China’s worst drought in half a century has accomplished what years of criticism and environmental activism could not: It has resurrected the debate over the long-controversial Three Gorges Dam and caused the Chinese government to admit mistakes were made when it planned its star construction project.

The severe water shortage in southern provinces along the Yangtze River has caused lakes to dry up, brought farming to a standstill in many areas and left some residents and livestock desperate for drinking water.

As the crisis has worsened in recent weeks, the spotlight has returned to the dam, releasing a torrent of pent-up blame on the project, not only for the drought but also for recent earthquakes, pollution and the hardship faced by the 1.4 million residents who have been relocated for its construction.

“For years, we’ve made some of these very same points and failed to get any notice, but now the problems have gotten to the point where the government is unable to continue covering up the issues,” said Dai Qing, an environmental activist and longtime opponent of the project.

As a result, in the past two weeks, the government has made rare admissions of mistakes with the project. The most dramatic came last month when the State Council, led by Premier Wen Jiabao, acknowledged “urgent problems,” in a statement intended to counter mounting public anger. But while the council talked of landslides, pollution, relocation and other issues, it notably left out any mention of drought.

Instead, over the past week, the government has followed up by going on the offensive — issuing a barrage of editorials in state-run media and quotes from government experts that argue against any drought-dam connection. A prominent headline last week on the state’s Xinhua News Agency site: “No evidence that dam causes drought: experts.”

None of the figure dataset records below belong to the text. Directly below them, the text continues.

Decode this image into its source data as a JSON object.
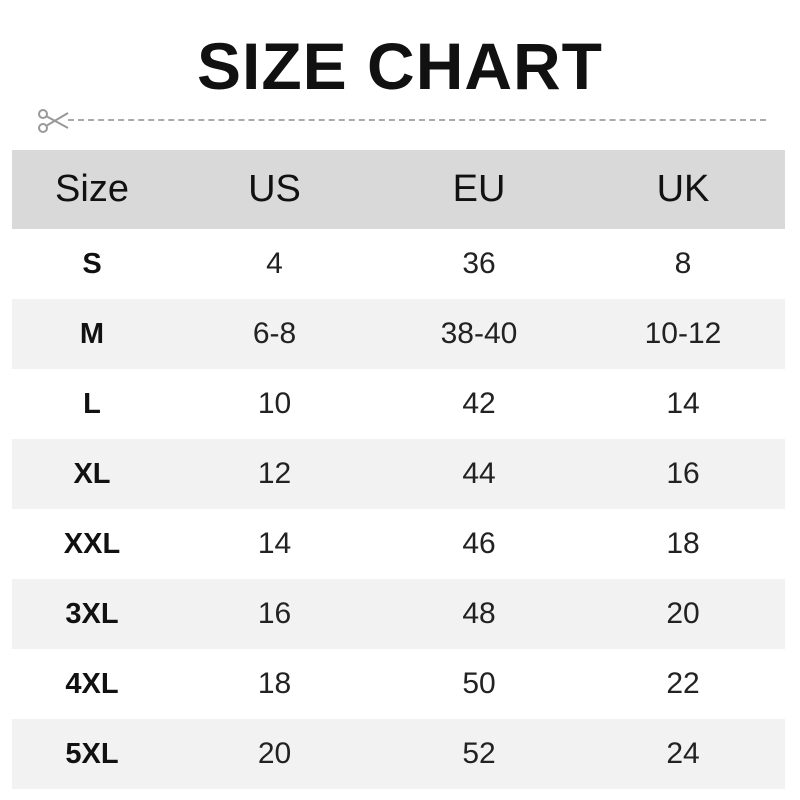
{
  "title": "SIZE CHART",
  "headers": [
    "Size",
    "US",
    "EU",
    "UK"
  ],
  "rows": [
    [
      "S",
      "4",
      "36",
      "8"
    ],
    [
      "M",
      "6-8",
      "38-40",
      "10-12"
    ],
    [
      "L",
      "10",
      "42",
      "14"
    ],
    [
      "XL",
      "12",
      "44",
      "16"
    ],
    [
      "XXL",
      "14",
      "46",
      "18"
    ],
    [
      "3XL",
      "16",
      "48",
      "20"
    ],
    [
      "4XL",
      "18",
      "50",
      "22"
    ],
    [
      "5XL",
      "20",
      "52",
      "24"
    ]
  ],
  "colors": {
    "header_bg": "#d9d9d9",
    "alt_row_bg": "#f2f2f2"
  },
  "icons": {
    "cut": "scissors-icon"
  }
}
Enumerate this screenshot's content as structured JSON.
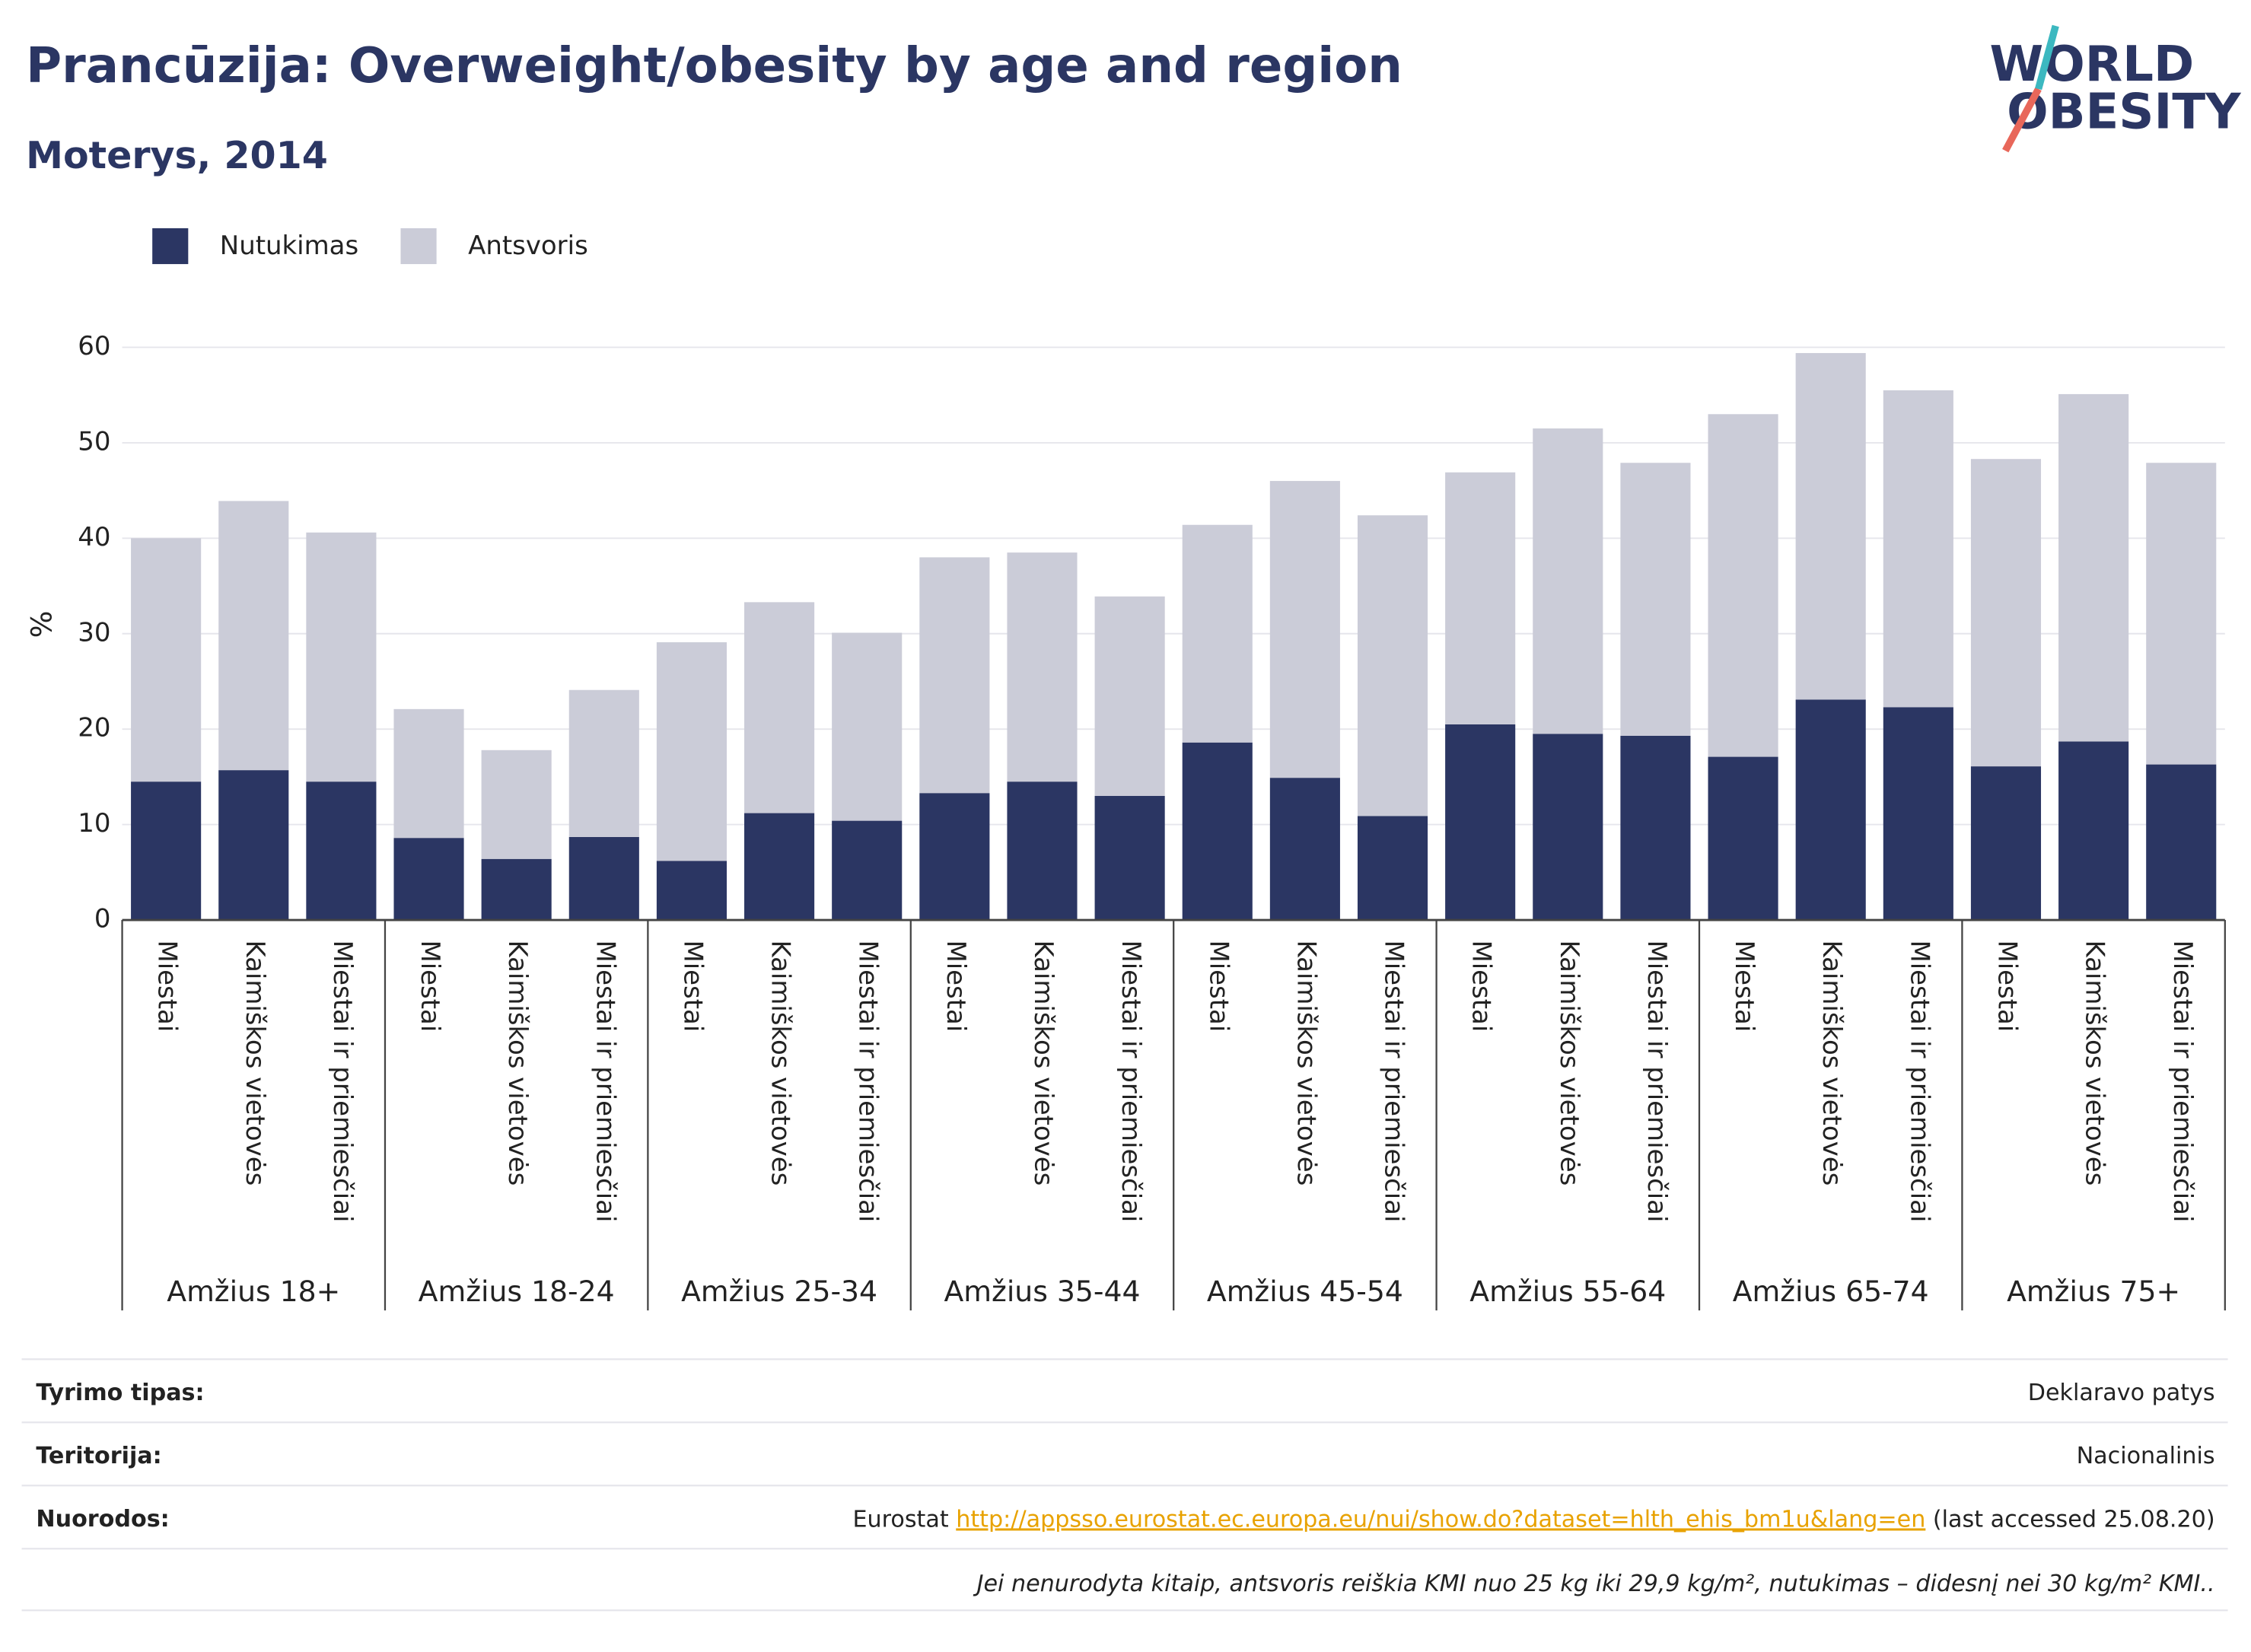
{
  "chart_data": {
    "type": "stacked-bar",
    "title": "Prancūzija: Overweight/obesity by age and region",
    "subtitle": "Moterys, 2014",
    "logo": [
      "WORLD",
      "OBESITY"
    ],
    "y_label": "%",
    "groups": [
      "Amžius 18+",
      "Amžius 18-24",
      "Amžius 25-34",
      "Amžius 35-44",
      "Amžius 45-54",
      "Amžius 55-64",
      "Amžius 65-74",
      "Amžius 75+"
    ],
    "categories": [
      "Miestai",
      "Kaimiškos vietovės",
      "Miestai ir priemiesčiai",
      "Miestai",
      "Kaimiškos vietovės",
      "Miestai ir priemiesčiai",
      "Miestai",
      "Kaimiškos vietovės",
      "Miestai ir priemiesčiai",
      "Miestai",
      "Kaimiškos vietovės",
      "Miestai ir priemiesčiai",
      "Miestai",
      "Kaimiškos vietovės",
      "Miestai ir priemiesčiai",
      "Miestai",
      "Kaimiškos vietovės",
      "Miestai ir priemiesčiai",
      "Miestai",
      "Kaimiškos vietovės",
      "Miestai ir priemiesčiai",
      "Miestai",
      "Kaimiškos vietovės",
      "Miestai ir priemiesčiai"
    ],
    "series": [
      {
        "name": "Nutukimas",
        "color": "#2b3663",
        "values": [
          14.5,
          15.7,
          14.5,
          8.6,
          6.4,
          8.7,
          6.2,
          11.2,
          10.4,
          13.3,
          14.5,
          13.0,
          18.6,
          14.9,
          10.9,
          20.5,
          19.5,
          19.3,
          17.1,
          23.1,
          22.3,
          16.1,
          18.7,
          16.3
        ]
      },
      {
        "name": "Antsvoris",
        "color": "#cbccd8",
        "values": [
          25.5,
          28.2,
          26.1,
          13.5,
          11.4,
          15.4,
          22.9,
          22.1,
          19.7,
          24.7,
          24.0,
          20.9,
          22.8,
          31.1,
          31.5,
          26.4,
          32.0,
          28.6,
          35.9,
          36.3,
          33.2,
          32.2,
          36.4,
          31.6
        ]
      }
    ],
    "ylim": [
      0,
      60
    ],
    "yticks": [
      0,
      10,
      20,
      30,
      40,
      50,
      60
    ],
    "grid": true,
    "legend": "top-left"
  },
  "footer": {
    "rows": [
      {
        "label": "Tyrimo tipas:",
        "value": "Deklaravo patys"
      },
      {
        "label": "Teritorija:",
        "value": "Nacionalinis"
      },
      {
        "label": "Nuorodos:",
        "value": [
          "Eurostat ",
          "http://appsso.eurostat.ec.europa.eu/nui/show.do?dataset=hlth_ehis_bm1u&lang=en",
          " (last accessed 25.08.20)"
        ]
      }
    ],
    "note": "Jei nenurodyta kitaip, antsvoris reiškia KMI nuo 25 kg iki 29,9 kg/m², nutukimas – didesnį nei 30 kg/m² KMI.."
  }
}
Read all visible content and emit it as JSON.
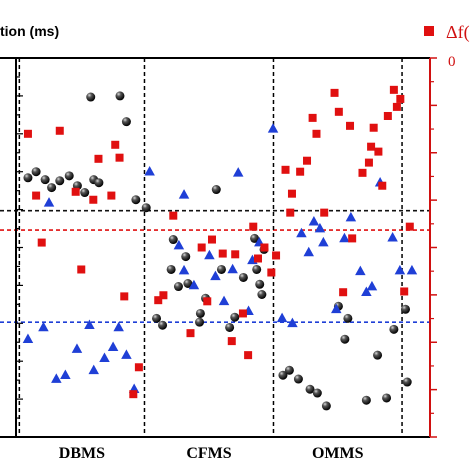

Other experts outside the government say that while drawing a direct line from dam to drought may be oversimplying, it is undeniable that the massive dam was built to hold back the waters of the Yangtze River — which has in all likelihood worsened the problem.

“It is one reason but not the only cause,” said Liu Shukun of the China Institute of Water Resources and Hydropower Research. The drought, he said, is the result of a whole host of factors, including a severe lack of rainfall. But since the main body of the dam was completed in 2006, he pointed out, the surplus water that usually flows downstream on the Yangtze has been stopped up, eliminating a key component that would have helped now-dwindling bodies of water such as Dongting Lake and Poyang Lake.

Government admissions

The government, however, may be forced to soften its position on the dam’s role in the drought. The latest sign came Thursday when a government official in the Yangtze drought relief office was quoted in local media saying the dam had lowered the water in two nearby lakes.

Amid the renewed scrutiny, many critics have also begun to tie the dam to China’s recent earthquakes. On China’s active blogosphere — the main outlet for government criticism these days — netizens have been particularly eager to link Three Gorges to the devastating Sichuan quake of 2008. Even local newspapers, which are often careful about blaming the central government directly, have printed interviews with scientists openly discussing the dam’s geological impact.